Le chef de station de la CIA eut un sourire presque humble et alluma une nouvelle cigarette.
— Je n’ai pas l’intention de vous envoyer au massacre, se défendit-il. Au contraire. Pour pénétrer dans ce milieu, il faut une « interface ». Quelqu’un en qui nous ayons confiance et qui y possède des accointances. Cela ne marchera pas forcément, mais c’est notre seule chance.

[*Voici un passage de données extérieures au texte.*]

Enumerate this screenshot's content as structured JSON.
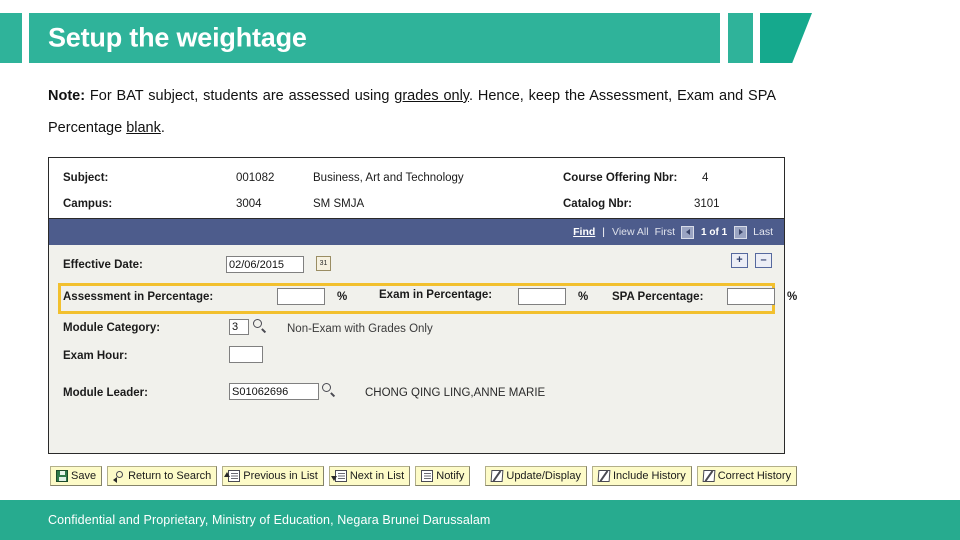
{
  "banner": {
    "title": "Setup the weightage",
    "accent_color": "#2fb39a",
    "accent_dark": "#15a98d"
  },
  "note": {
    "label": "Note:",
    "part1": " For BAT subject, students are assessed using ",
    "underline1": "grades only",
    "part2": ". Hence, keep the Assessment, Exam and SPA Percentage ",
    "underline2": "blank",
    "part3": "."
  },
  "summary": {
    "subject_label": "Subject:",
    "subject_code": "001082",
    "subject_desc": "Business, Art and Technology",
    "campus_label": "Campus:",
    "campus_code": "3004",
    "campus_desc": "SM SMJA",
    "course_offering_label": "Course Offering Nbr:",
    "course_offering_value": "4",
    "catalog_label": "Catalog Nbr:",
    "catalog_value": "3101"
  },
  "navbar": {
    "find": "Find",
    "separator": "|",
    "view_all": "View All",
    "first": "First",
    "count": "1 of 1",
    "last": "Last",
    "bg_color": "#4d5c8c"
  },
  "form": {
    "effective_date_label": "Effective Date:",
    "effective_date_value": "02/06/2015",
    "calendar_icon_text": "31",
    "add_row_label": "+",
    "delete_row_label": "–",
    "assessment_label": "Assessment in Percentage:",
    "assessment_value": "",
    "assessment_pct": "%",
    "exam_label": "Exam in Percentage:",
    "exam_value": "",
    "exam_pct": "%",
    "spa_label": "SPA Percentage:",
    "spa_value": "",
    "spa_pct": "%",
    "highlight_color": "#f2c02e",
    "module_category_label": "Module Category:",
    "module_category_value": "3",
    "module_category_desc": "Non-Exam with Grades Only",
    "exam_hour_label": "Exam Hour:",
    "exam_hour_value": "",
    "module_leader_label": "Module Leader:",
    "module_leader_value": "S01062696",
    "module_leader_name": "CHONG QING LING,ANNE MARIE"
  },
  "toolbar": {
    "save": "Save",
    "return_to_search": "Return to Search",
    "previous_in_list": "Previous in List",
    "next_in_list": "Next in List",
    "notify": "Notify",
    "update_display": "Update/Display",
    "include_history": "Include History",
    "correct_history": "Correct History"
  },
  "footer": {
    "text": "Confidential and Proprietary, Ministry of Education, Negara Brunei Darussalam",
    "bg_color": "#27ab8f"
  }
}
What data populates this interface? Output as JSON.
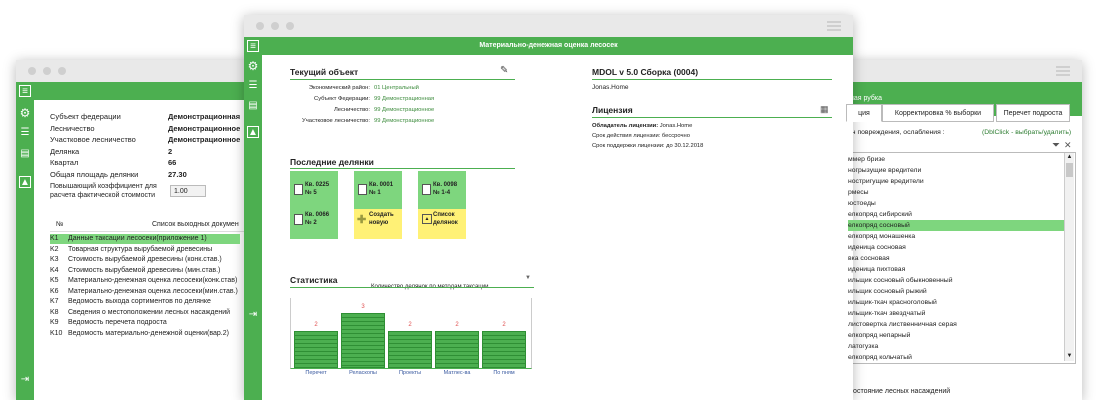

— Vous possédez cet oiseau rare ?
— Oui. Il est dans la pièce à côté. C’est notre stringer Tibor Zaïa. Il fait des affaires, comme tous les Hongrois. Nous le finançons un peu et il nous en est très reconnaissant. Il connaît tout le monde à Budapest. Surtout dans le milieu qui nous intéresse.
Malko avait apporté son pistolet extra-plat et se dit qu’il allait peut-être servir.
Alan Spencer alla ouvrir la porte donnant sur la salle d’attente et fit pénétrer le visiteur.
Impressionnant ! A côté de lui. Chris Jones aurait presque eu l’air d’un gringalet. A vue de nez, il devait dépasser les cent kilos de muscles. Cette masse était moulée dans un T-shirt orange sur lequel pendaient deux lourdes chaînes en or. Un ample blouson marron, des jeans et des baskets accentuaient son allure sportive.
Il tendit une main soignée à Malko, découvrant l’énorme Rollex de son poignet.
— Ravi de vous rencontrer, dit-il en bon anglais, avec un sourire de gravure de mode.
Avec ses cheveux noirs courts, sa petite moustache sous le nez important et busqué, il faisait très « clean ».
— Mr. Spencer m’a expliqué le problème, dit-il après s’être assis. Je crois que je peux vous aider, mais, en ce moment, c’est délicat.
— Pourquoi ? interrogea Malko.
— A cause du meurtre des trois hommes de la rue Lendvay, les Tchétchènes sont déchaînés. Ils veulent se venger. S’ils se disent que vous avez partie liée avec les acheteurs de l’autre jour, ils risquent de vous tuer.
— Vous êtes sûr de cela ? lança Alan Spencer. La voix de l’Américain était presque agressive. Tibor Zaïa ne se démonta pas.
— Ils sont persuadés que leurs clients vont revenir à la charge, par d’autres intermédiaires, expliqua-t-il. Et qu’ils vont pouvoir régler leurs comptes. Ils ont juré de désosser vivants ceux qui tomberaient entre leurs mains.
— Vous avez trouvé pour qui travaillait ce Russe ? lança le chef de station de la CIA, coupant court à cette mise en garde.
Tibor Zaïa inclina la tête.
— Oui, un des patrons de la mafia kirghize. Un certain Karim Nazarbaiev. Il dirige un réseau de prostitution et de racket, à partir d’une boîte de nuit, l’Eden.
Malko buvait ses paroles. Ainsi, le plutonium 239 était commercialisé par la mafia. Il n’eut pas le temps de se réjouir. Tibor venait d’ajouter de sa voix rouée :
— Karim Nazarbaiev est trop dangereux. Je ne peux pas prendre le risque de vous présenter à lui.